Anytime somebody assures you that what they're saying "carries no deception," you've got to immediately suspect some deception. What do you think might be the real reasons why Clytemnestra has sent her and Agamemnon's son Orestes out of town? Could she be ashamed to have her son see her having an affair with Aegisthus? Could she be worried that he might get caught in the crossfire when she tries to kill Agamemnon? Can you think of any other reasons? If either or both of the two we have suggested is correct, what does this say about Clytemnestra's feelings for her son?

(Clytemnestra): "Now your sentence is my exile from the city, and to have the townsmen's hatred and the people's spoken curse, although earlier you made no opposition to Agamemnon here. He took no special account, just as if it were the death of an animal from his teeming woolly flocks of sheep, when he sacrificed his own daughter, the darling of my womb, as a spell against Thracian winds. Is he not the one you should have driven from the land in penalty for pollution?" (1412-1418)

Here, Clytemnestra defends her actions in killing Agamemnon by invoking her own rights as a mother. Do you find Clytemnestra's argument persuasive?

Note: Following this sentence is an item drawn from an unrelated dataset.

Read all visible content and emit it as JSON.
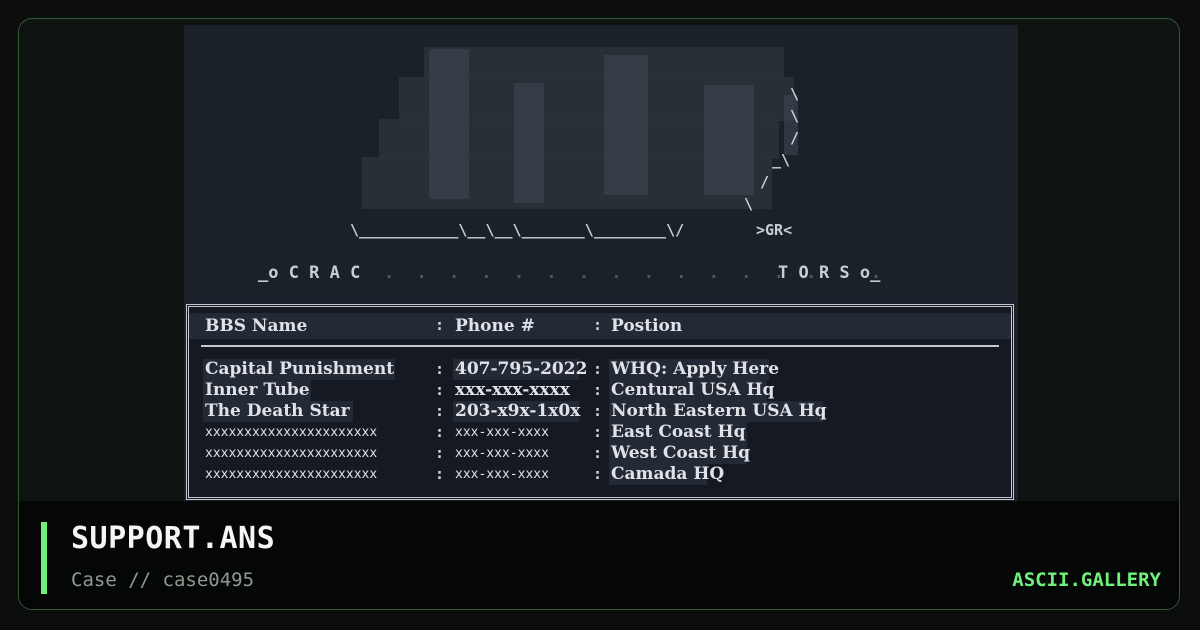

(Clytemnestra): "It is not your business to take care of this duty: from us
he had his fall, he had his death, and we shall have his interment,
not to the accompaniment of weeping by outsiders,
but Iphigenia shall welcome him,
daughter meeting father as she should,
at the swift ferry-crossing of sorrow,
to throw her two arms around him and kiss him." (1551-1558)

In this passage, Clytemnestra draws a distinction between her rights as a member of Agamemnon's family, and those of the Chorus, who are merely his subjects as citizens of Argos. According to her, the citizens have no business messing in Agamemnon's funeral arrangements: that's a strictly private matter and falls within the control of the family. The irony comes in Clytemnestra's final lines, of course, when she says that the only ceremony Agamemnon will receive is being greeted by his daughter Iphigenia in Hades. This suggests that, in the real (living) world, Clytemnestra will not be giving him an elaborate funeral.